I know people who hope their kids will work with them one day and take over the family business when they are older. I’m all for building successful businesses that can thrive through the stewardship of a single family over several generations. Unfortunately the plan to have kids join the family business too often comes after a busy entrepreneur realizes that he  should have spent more time and done more things with his children when they were young. Don’t wait until your kids are old enough to work to spend time with them. Help them build the right work ethics when they are young. The younger they learn discipline, commitment, how it feels to lose, how to deal with adversity and disappointment and knowing that hard work pays off the better off they will be when they enter the workforce or start a family.

In our home, the family business is competitive sports, downhill skiing and now cycling.

Last Sunday was a big day for the Lambert’s family business. Gaby, Alex and I had planned on each racing the Grand Prix de Ste Martine bike race in our individual categories. Once we got there we quickly had to adjust to adverse conditions, focus on getting the job done and deliver stellar results. I knew I had great kids all around but on that day two of them brought this to a whole new level: “They dealt with adversity better than a lot of adults I know.”

Although I have written a lot about the support I get from my wife Mary Lou and all of my kids for my cycling “career” and I am immensely grateful to them for it, it had never occured to me that all of my posts are about me and my own achievements. Today is the perfect day to change all this. This story is about them. Full stop.

For a variety of reasons (and some unrelated to me being an avid cyclist – fortunately) my thirteen year old son and eleven year old daughter recently decided to join our local bike racing team. After a few days of training and one training camp, last Sunday was THE day. They were both doing their first road race. We left home at 7:15 am for the Grand Prix de Ste-Martine. The plan was for dad to race the Masters B race at 9:02 am and the kids to race at 11:02 am (20 kilometers for Alex and 10 kilometers for Gaby). Well it didn’t work out that way and I am very glad the original plan fell apart.

When we got there the line to register was long, too long for me to register everyone, get the kids set up, race with the old guys and then watch my kids race. There just wasn’t enough time between registration and the start of the Masters B race to get the kids set up and organized. What should I do? Easy decision: I will skip my race and  take care of Alex and Gaby to ensure they have a great experience, that is in spite of a temperature of 0 C (that’s 32 F Jason) and 70 km wind (Chris, that is pretty much 40 mph). It was a full two hours between when we got to the team’s tent and the start of their race. It was so cold and windy I think I even wished the kids would say: “Dad, let’s just go home, it’s too cold.” It was their first bike race, a totally new experience for them and although we had adverse conditions they never complained. They were both focused and commited. Impressive.

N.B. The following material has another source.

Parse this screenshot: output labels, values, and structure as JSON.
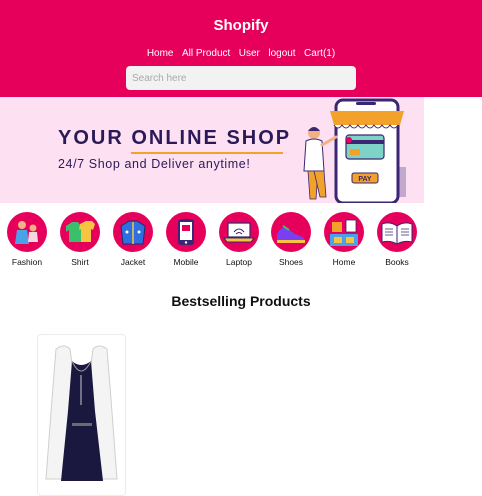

Gaby and Alex getting set up before the Grand Prix de Ste Martine

I helped Gaby and Alex set up their bikes on their trainers and made sure they had sports drinks, water and the right clothing for the harsh conditions.

The kids and their team members were very happy when the head coach called for the start of the warm up session. Finally they were not feeling so cold.

After a proper 30 minute warm up the kids lined up at the start line and off they went. They both successfully completed their first road race, and on a day when the conditions were brutal. Not once did they appear to change their mind, wished they didn’t have to race. They behaved like pros and performed like pros. 

Alex and Gaby completed their first race in extremely difficult conditions and were very happy to have participated, they learned a ton and are both looking forward to the next races.

So a new phase of the Lambert family business was launched and the lesson was clear: “Adversity doesn’t last, you can do well in adverse conditions and finish with a smile”. Imagine learning this when you are eleven and thirteen years old.